Nihilism is an accurate term for Communists, Nazis, Baath Party Fascists and Islamist terrorists. According to Webster’s: “Nihilism, The doctrine which denies any objective ground of moral principles; called also ethical nihilism...The doctrine that conditions in the social organization are so bad as to make destruction desirable for its own sake...In loose usage, revolutionary propaganda; terrorism.” Or as Faust defined the nihilist credo, “All that exists, deserves to perish.”

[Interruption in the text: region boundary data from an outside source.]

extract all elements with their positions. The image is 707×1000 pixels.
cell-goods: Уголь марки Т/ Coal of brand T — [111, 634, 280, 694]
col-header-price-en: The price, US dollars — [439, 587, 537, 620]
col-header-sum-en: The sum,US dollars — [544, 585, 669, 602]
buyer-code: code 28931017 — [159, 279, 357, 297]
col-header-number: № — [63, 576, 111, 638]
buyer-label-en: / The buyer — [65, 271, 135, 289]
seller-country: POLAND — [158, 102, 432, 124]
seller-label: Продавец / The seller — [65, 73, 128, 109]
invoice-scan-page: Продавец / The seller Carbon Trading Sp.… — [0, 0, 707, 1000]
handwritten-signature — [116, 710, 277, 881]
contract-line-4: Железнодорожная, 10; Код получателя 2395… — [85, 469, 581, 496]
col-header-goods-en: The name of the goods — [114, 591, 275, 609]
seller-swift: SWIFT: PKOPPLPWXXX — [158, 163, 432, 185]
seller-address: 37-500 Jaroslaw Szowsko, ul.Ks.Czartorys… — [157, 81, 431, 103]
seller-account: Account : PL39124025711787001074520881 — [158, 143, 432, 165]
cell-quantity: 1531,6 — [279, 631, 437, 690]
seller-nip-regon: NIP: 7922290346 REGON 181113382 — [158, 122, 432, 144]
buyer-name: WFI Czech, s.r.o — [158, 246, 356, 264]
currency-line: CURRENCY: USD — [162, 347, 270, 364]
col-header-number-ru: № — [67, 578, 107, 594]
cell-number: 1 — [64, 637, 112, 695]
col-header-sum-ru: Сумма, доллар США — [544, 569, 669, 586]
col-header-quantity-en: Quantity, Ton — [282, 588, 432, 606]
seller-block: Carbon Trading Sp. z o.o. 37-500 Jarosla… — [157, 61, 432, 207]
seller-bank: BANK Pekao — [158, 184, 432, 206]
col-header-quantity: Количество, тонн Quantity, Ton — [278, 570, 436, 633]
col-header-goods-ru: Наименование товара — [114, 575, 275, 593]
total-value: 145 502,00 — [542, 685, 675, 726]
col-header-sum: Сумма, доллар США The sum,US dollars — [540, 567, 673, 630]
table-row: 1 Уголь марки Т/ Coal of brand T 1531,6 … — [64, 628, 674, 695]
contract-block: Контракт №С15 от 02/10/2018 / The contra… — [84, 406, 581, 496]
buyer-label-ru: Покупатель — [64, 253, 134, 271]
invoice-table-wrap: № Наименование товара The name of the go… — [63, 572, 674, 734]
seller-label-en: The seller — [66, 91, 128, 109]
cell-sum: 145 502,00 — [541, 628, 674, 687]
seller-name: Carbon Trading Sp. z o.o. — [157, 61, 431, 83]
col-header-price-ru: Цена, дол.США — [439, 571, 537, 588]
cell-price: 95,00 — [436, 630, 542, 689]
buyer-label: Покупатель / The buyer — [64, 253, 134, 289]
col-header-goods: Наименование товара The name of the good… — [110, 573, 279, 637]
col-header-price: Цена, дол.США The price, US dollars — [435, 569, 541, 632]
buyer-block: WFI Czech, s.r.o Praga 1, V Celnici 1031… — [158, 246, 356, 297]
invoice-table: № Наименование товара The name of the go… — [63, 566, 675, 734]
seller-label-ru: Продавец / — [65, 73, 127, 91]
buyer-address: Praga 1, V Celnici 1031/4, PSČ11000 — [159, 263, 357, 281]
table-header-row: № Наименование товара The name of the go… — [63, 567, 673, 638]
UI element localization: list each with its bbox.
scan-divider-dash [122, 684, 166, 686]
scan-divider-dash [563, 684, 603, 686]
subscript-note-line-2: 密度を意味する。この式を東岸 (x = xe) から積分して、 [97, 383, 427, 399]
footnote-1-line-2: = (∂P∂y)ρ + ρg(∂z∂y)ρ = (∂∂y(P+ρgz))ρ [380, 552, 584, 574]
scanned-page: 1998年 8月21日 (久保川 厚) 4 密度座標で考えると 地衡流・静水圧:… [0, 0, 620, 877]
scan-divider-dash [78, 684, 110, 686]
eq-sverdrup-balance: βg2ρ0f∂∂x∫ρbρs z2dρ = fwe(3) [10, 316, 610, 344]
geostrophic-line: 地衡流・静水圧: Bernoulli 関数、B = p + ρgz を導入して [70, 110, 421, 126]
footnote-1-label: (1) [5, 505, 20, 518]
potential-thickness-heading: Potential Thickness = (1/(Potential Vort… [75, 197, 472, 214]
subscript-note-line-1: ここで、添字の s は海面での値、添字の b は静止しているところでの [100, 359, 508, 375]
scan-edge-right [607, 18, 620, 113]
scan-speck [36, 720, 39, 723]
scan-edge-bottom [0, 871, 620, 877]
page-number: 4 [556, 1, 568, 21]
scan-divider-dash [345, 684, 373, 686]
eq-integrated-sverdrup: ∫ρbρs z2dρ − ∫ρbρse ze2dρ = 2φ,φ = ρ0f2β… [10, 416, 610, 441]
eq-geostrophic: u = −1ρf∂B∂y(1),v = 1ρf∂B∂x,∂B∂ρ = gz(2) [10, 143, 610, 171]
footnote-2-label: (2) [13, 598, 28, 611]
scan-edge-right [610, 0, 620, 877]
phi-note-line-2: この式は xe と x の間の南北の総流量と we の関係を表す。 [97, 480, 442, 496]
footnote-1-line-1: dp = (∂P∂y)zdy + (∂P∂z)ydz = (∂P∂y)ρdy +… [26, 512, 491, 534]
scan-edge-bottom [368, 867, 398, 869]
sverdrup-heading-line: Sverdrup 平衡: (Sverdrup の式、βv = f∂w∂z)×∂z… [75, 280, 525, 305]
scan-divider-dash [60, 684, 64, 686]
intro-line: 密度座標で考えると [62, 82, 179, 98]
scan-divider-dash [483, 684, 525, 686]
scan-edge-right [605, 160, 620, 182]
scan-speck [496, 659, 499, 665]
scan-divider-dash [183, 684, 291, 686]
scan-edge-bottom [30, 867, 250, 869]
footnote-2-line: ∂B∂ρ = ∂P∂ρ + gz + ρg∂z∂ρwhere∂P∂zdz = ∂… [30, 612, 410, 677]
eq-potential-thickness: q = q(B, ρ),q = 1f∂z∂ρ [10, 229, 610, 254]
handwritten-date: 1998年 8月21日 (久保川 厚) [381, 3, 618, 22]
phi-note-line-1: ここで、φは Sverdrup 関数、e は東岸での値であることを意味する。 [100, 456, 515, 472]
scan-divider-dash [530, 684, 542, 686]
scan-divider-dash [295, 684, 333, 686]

Then there are the nihilist enablers who should know better. There are: Michael Moore, quoted above; Markos Zuniga, at his “Daily Kos” website, who wrote “screw them” in reference to the Americans murdered in Falluja, characterizing the victims as “mercenaries;” Kofi Annan who pursues the U.N’s anti-Western vendetta while sub-Sahara Africa burns; International Answer referring to the terrorist killer Ahmed Yassin as “a political leader;” International Solidarity Movement, who in solidarity with terrorists, sends human shields into Gaza to protect the terrorists’ communication tunnels; Nicholas “Million Mogadishus” De Genova of Columbia ranted, “The only true heroes are those who find ways that help defeat the U.S. military.” De Genova defines “peace” as “a world where the U.S. would have no place.”


The American Left, and their ally the lamestream media, refuse to identify evil as evil. They compare President Bush, who has vanquished two loathsome dictatorships of both the secular Fascist and Islamist type, with Hitler. Simultaneously, psychopathic baby killers in Iraq, Israel and Russia are referred to as “the resistance” or “insurgents” or “fighters” or “militants.” This is the Left’s declaration of moral bankruptcy, their leap into the abyss of nihilism.